Brewer v. Cueto

379 So. 2d 1322 | Fla. Dist. Ct. App. | 1980

379 So. 2d 1322 (1980)

William C. BREWER, Appellant,
v.
Louis CUETO and Nellie Cueto, D/B/a Magnolia Corner and the Retreat, and Employers Insurance of Wausau, Appellees.

No. QQ-415.

District Court of Appeal of Florida, First District.

February 15, 1980.

*1323 Kurt Preston Hampp, of Jacobs, Robbins & Gaynor, St. Petersburg, for appellant.

Ivan Matusek, St. Petersburg, for appellees.

PER CURIAM.

Brewer appeals an order of the Judge of Industrial Claims, finding him to be an independent contractor not entitled to benefits under the Florida Workmen's Compensation Act. He was injured while painting a multi-storied building which the Cuetos intended to use as a rooming house. The Cuetos denied liability, asserting Brewer to be an independent contractor. Brewer alleged that he was a day laborer, and we agree. There was no contract between the parties for the completion of a specific project; the materials and tools were supplied by the Cuetos; Brewer was paid at the end of each day; and, most important, the Cuetos had the absolute right to terminate their relationship without liability. That is, Brewer could not come back and force a right to complete the job; such a right did not exist. As we stated in Lindsey v. Willis, 101 So. 2d 422 (Fla. 1st DCA 1958), whether or not an individual is an independent contractor ultimately turns on the power to control. There, we cited with favor Larson, Law of Workmen's Compensation, § 44.35, which states in part:

"Such power ... is indisputably an evidential element which tends strongly to show the person employed is not an independent contractor."

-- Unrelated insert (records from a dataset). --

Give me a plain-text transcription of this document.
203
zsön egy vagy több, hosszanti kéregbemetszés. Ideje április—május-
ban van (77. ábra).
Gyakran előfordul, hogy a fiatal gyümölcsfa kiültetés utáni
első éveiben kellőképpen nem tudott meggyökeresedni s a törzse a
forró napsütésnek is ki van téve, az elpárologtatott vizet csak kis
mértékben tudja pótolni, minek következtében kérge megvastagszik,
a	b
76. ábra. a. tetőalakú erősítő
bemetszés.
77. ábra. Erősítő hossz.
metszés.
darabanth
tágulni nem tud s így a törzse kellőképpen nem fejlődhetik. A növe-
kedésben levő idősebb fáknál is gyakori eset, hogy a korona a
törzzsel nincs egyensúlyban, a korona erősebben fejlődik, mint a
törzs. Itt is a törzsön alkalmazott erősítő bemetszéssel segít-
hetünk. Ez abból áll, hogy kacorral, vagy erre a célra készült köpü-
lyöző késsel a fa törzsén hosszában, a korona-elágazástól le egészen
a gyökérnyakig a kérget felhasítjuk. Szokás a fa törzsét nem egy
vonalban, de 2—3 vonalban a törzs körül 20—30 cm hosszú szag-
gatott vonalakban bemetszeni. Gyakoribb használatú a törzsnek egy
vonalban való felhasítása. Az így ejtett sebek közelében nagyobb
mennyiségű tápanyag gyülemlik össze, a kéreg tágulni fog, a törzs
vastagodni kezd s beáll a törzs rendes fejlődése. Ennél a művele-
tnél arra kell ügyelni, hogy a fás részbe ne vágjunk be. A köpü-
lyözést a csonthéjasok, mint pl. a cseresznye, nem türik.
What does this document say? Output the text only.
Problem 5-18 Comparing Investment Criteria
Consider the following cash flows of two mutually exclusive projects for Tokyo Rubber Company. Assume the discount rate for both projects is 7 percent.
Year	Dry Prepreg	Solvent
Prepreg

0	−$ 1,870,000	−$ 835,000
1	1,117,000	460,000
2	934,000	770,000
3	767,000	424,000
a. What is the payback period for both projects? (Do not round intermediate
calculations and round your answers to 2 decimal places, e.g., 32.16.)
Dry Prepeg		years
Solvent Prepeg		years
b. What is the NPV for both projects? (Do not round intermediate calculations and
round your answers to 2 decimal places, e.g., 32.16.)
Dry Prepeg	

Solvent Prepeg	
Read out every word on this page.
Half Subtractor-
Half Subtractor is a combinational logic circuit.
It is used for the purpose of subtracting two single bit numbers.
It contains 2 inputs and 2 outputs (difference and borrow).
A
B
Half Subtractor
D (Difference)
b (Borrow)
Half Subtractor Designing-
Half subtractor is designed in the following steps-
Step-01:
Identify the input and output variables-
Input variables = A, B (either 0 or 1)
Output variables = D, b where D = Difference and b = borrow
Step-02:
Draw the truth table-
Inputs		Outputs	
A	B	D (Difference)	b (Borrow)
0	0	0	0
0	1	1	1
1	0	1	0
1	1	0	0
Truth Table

See also 41 Am.Jur.2d 743, § 5, "Independent Contractors, Indicia of Relationship."

REVERSED.

MILLS, C.J., and McCORD, J., concur.

BOOTH, J., dissents with an opinion.

BOOTH, Judge, dissenting.

I dissent from this court's retention of jurisdiction in this case, which arose outside the territorial jurisdiction of the court. See Crews v. Town of Bay Harbor, 378 So. 2d 1265 (Fla. 1st DCA 1979).

On the merits, I would concur in the majority's opinion.